Alyssa Kody

Alyssa Kody

(she/her/hers)

Argonne National Laboratory

power and energy systems, optimization, control, machine learning, infrastructure resilience

Alyssa Kody is a Maria Goeppert Mayer Postdoctoral Fellow at Argonne National Laboratory in Lemont, Illinois. Her research focuses on developing control and optimization algorithms for power and energy systems. She received her Ph.D. in Electrical Engineering from the University of Michigan in Ann Arbor in 2019, where her thesis was on developing control systems for self-powered technologies. Her graduate work was supported by a National Science Foundation Graduate Research Fellowship and a Rackham Merit Fellowship. 

Machine-learning-enhanced optimization for power systems

The electric power grid of the future faces many challenges (e.g., incorporating high penetrations of distributed energy resources, and a need for greater resilience to natural disasters). Conventional grid optimization and control techniques, which often rely on assumptions and simplifications of physical system models for computational tractability, may not be able to meet the accuracy necessary to provide efficient, reliable, and cost-effective power.

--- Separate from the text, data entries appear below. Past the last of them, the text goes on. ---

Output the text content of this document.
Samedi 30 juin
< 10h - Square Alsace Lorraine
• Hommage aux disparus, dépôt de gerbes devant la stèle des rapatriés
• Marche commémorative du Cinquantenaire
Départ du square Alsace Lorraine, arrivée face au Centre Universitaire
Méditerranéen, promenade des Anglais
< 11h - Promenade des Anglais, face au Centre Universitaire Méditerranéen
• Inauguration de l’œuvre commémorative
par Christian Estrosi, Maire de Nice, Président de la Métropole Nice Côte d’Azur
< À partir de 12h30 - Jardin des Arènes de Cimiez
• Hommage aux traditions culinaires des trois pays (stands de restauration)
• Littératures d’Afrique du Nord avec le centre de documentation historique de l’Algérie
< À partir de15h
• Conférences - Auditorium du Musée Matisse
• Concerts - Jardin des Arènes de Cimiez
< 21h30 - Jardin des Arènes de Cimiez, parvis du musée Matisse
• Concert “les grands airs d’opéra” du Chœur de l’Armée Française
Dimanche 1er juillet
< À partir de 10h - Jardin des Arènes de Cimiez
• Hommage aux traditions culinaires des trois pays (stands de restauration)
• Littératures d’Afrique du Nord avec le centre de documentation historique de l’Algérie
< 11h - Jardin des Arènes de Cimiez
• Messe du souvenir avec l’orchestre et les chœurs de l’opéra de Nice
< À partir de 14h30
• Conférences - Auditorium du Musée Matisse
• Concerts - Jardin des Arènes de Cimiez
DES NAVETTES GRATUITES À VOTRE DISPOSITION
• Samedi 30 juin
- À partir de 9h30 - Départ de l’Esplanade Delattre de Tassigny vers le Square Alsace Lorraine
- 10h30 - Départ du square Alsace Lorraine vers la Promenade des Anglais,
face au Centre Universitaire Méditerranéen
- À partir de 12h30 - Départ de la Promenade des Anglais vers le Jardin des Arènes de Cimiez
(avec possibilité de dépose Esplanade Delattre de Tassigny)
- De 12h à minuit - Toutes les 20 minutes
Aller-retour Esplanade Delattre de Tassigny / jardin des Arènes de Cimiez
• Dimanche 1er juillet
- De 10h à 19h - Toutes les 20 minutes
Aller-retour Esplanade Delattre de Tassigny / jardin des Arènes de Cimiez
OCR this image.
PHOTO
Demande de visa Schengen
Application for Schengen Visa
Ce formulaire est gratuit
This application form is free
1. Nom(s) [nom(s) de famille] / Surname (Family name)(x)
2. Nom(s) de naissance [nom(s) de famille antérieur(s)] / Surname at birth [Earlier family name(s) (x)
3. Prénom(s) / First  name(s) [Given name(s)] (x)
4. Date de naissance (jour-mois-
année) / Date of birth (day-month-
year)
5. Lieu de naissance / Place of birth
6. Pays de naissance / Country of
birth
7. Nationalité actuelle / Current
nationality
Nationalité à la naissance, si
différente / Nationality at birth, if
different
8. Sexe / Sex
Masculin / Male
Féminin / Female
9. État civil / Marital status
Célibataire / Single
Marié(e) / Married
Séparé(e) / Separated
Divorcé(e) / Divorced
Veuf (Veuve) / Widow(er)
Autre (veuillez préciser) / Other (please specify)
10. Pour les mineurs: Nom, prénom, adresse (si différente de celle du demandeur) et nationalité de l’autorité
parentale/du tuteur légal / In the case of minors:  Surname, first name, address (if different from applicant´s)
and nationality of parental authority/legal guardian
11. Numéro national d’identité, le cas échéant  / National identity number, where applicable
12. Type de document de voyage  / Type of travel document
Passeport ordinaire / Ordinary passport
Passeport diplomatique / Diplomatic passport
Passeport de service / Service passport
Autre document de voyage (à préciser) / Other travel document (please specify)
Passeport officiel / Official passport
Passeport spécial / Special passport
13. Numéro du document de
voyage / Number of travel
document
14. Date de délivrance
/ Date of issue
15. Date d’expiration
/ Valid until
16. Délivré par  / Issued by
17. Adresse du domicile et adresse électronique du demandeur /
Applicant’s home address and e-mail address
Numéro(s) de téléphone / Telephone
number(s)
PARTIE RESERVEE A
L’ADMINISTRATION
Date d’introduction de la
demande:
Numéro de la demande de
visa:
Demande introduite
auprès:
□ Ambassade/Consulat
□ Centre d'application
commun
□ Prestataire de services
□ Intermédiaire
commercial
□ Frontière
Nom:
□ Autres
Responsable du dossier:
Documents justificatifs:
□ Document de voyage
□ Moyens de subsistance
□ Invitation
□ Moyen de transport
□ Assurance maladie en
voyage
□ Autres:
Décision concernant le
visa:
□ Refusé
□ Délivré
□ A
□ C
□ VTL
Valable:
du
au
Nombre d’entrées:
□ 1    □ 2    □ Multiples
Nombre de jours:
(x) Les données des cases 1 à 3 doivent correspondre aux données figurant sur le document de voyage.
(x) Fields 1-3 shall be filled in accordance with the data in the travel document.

Machine learning (ML) offers promising data-driven techniques that may provide a means of increasing computational tractability and accuracy of power systems algorithms. However, most ML methods act as black-boxes, and for power systems applications, this can lead to security or robustness issues with large societal consequences. In my research, I develop ML-enhanced optimization algorithms for power systems, where I target the use of ML to improve computation speed or accuracy of operation algorithms. I will present several examples of these works. First, in power systems applications, the performance of many distributed optimization algorithms strongly depends on heuristically-chosen parameters. We used reinforcement learning (RL) to develop a parameter selection policy for the nonlinear AC optimal power flow problem that significantly accelerates convergence and shows promise for generalizability to unseen operating conditions. Second, the AC unit commitment problem is a notoriously challenging mixed-integer nonlinear program (MINLP). We trained a neural network to model the nonlinear AC power flow equations to obtain a tractable mixed-integer linear program (MILP) and embed this model in AC unit commitment problems. This method transforms the AC unit commitment problem into a more manageable MILP that outperforms previous approximations. Finally, I will present how targeted ML can be applied to challenging wildfire risk mitigation problems for power systems.